Personal information
- Born: 10 June 1979 (age 47) Aarhus, Denmark
- Nationality: Danish
- Height: 165 cm (5 ft 5 in)
- Playing position: Right wing

Senior clubs
- Years: Team
- 1997–1998: Viborg
- 1998–2003: Kolding
- 2003–2005: Ikast-Bording
- 2005–2008: København
- 2008–2010: Aarhus
- 2010–2012: Frederiksberg
- 2013: København

National team
- Years: Team / Apps / (Gls)
- 2001–2008: Denmark / 123 / (383)

Medal record
Women's handball
Representing Denmark
Olympic Games
| Gold medal – first place | 2004 Athens | Team competition |
European Championship
| Gold medal – first place | 2002 Denmark | Team |
| Silver medal – second place | 2004 Hungary | Team |

= Josephine Touray =

Danish handball player (born 1979)

Josephine Touray (born 6 October 1979) is a Danish former team handball player and Olympic champion of Gambian descent. She played mainly as a right wing. Over the course of her career she played 123 games for the Danish national team, where she scored 383 goals. She played for the clubs: Bjerringbro KFUM, Viborg HK, KIF Kolding, Ikast-Bording EH, FCK Håndbold, Frederiksberg IF and SK Aarhus, all in Denmark. She received a gold medal with the Danish national team at the 2004 Summer Olympics in Athens.

==Career==
Touray started her playing career at Bjerringbro before joining the Danish top club Viborg HK. Here she won the Danish league and the EHF-Cup in 1999.

In 2004 with Ikast-Bording EH she won the EHF Cup Winners' Cup.

In 2005 she joined FC København Håndbold to better balance the handball career with her law-studies.
In April 2008 she decided to cancel her contract with FC København Håndbold, due to concerns over playing time. At the time of the transfer, she had not taken the field since October 2007. She joined league rivals SK Århus.
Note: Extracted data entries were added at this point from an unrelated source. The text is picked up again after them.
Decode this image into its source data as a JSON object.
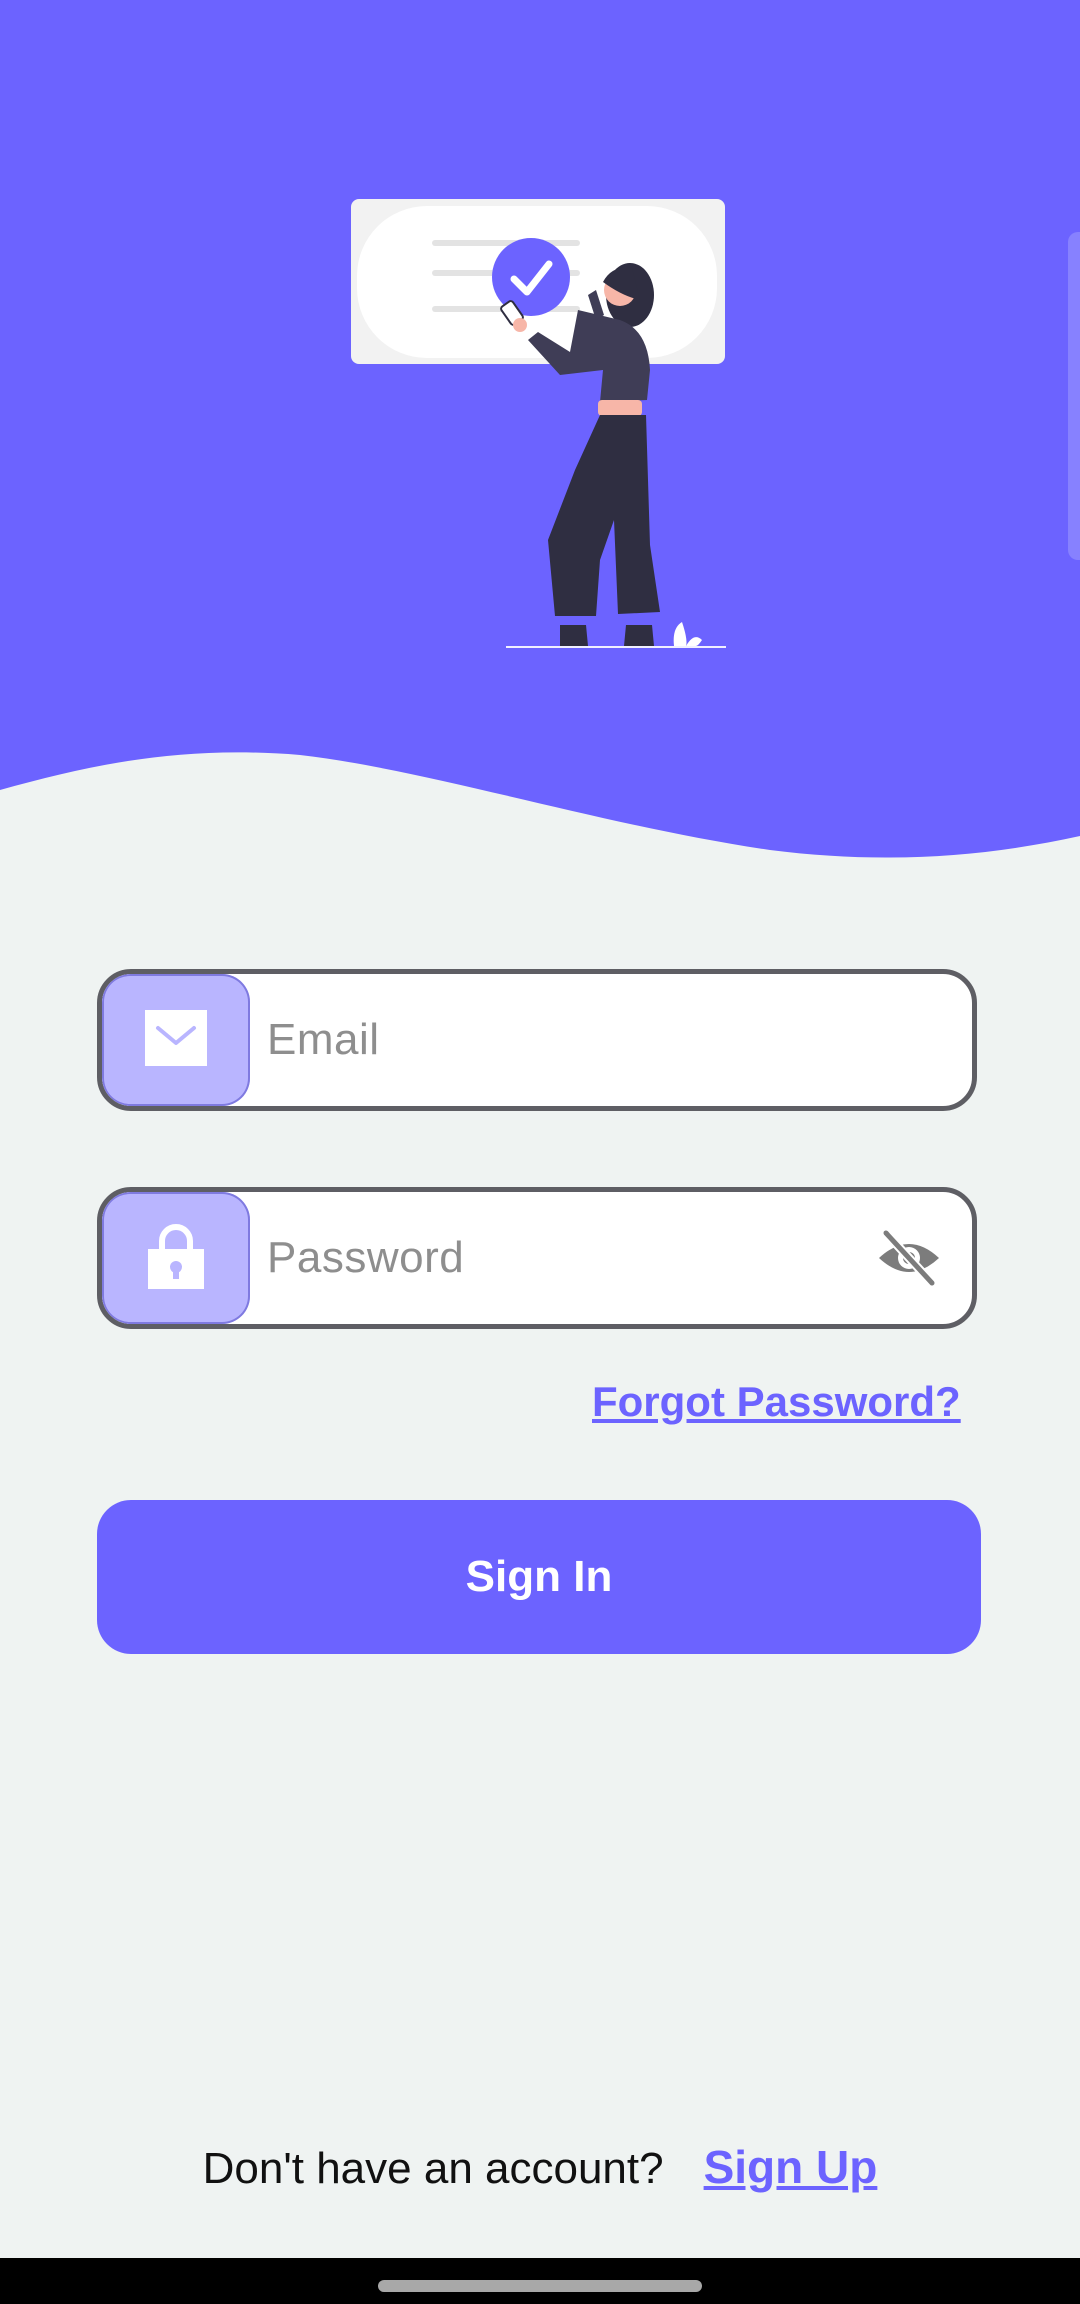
{
  "colors": {
    "brand": "#6c63ff",
    "icon_box": "#b9b5ff",
    "background": "#eff3f2",
    "field_border": "#5e5e64",
    "placeholder": "#8e8e8e"
  },
  "hero": {
    "illustration": "woman-with-checkmark-card-illustration"
  },
  "email_field": {
    "icon": "envelope-icon",
    "placeholder": "Email"
  },
  "password_field": {
    "icon": "lock-icon",
    "placeholder": "Password",
    "toggle_icon": "eye-off-icon"
  },
  "forgot_password_label": "Forgot Password?",
  "sign_in_label": "Sign In",
  "footer": {
    "prompt": "Don't have an account?",
    "sign_up_label": "Sign Up"
  }
}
She decided to retire in 2009 after struggling with injuries for a long period. In 2010 she did however come out of retirement to join Copenhagen based Frederiksberg IF, where she played as a part time handballer.

==Post-handball career==
Simultaneously with her playing career, Touray studied Law. After she retired she has been involved in various charity organisation. First in FANT – Football for a new tomorrow, an organisation supporting sports in developing countries and Hej-Fonden, an organisation against bullying, which has involved numerous former and current Danish handball players, including Mikkel Hansen and Mie Højlund.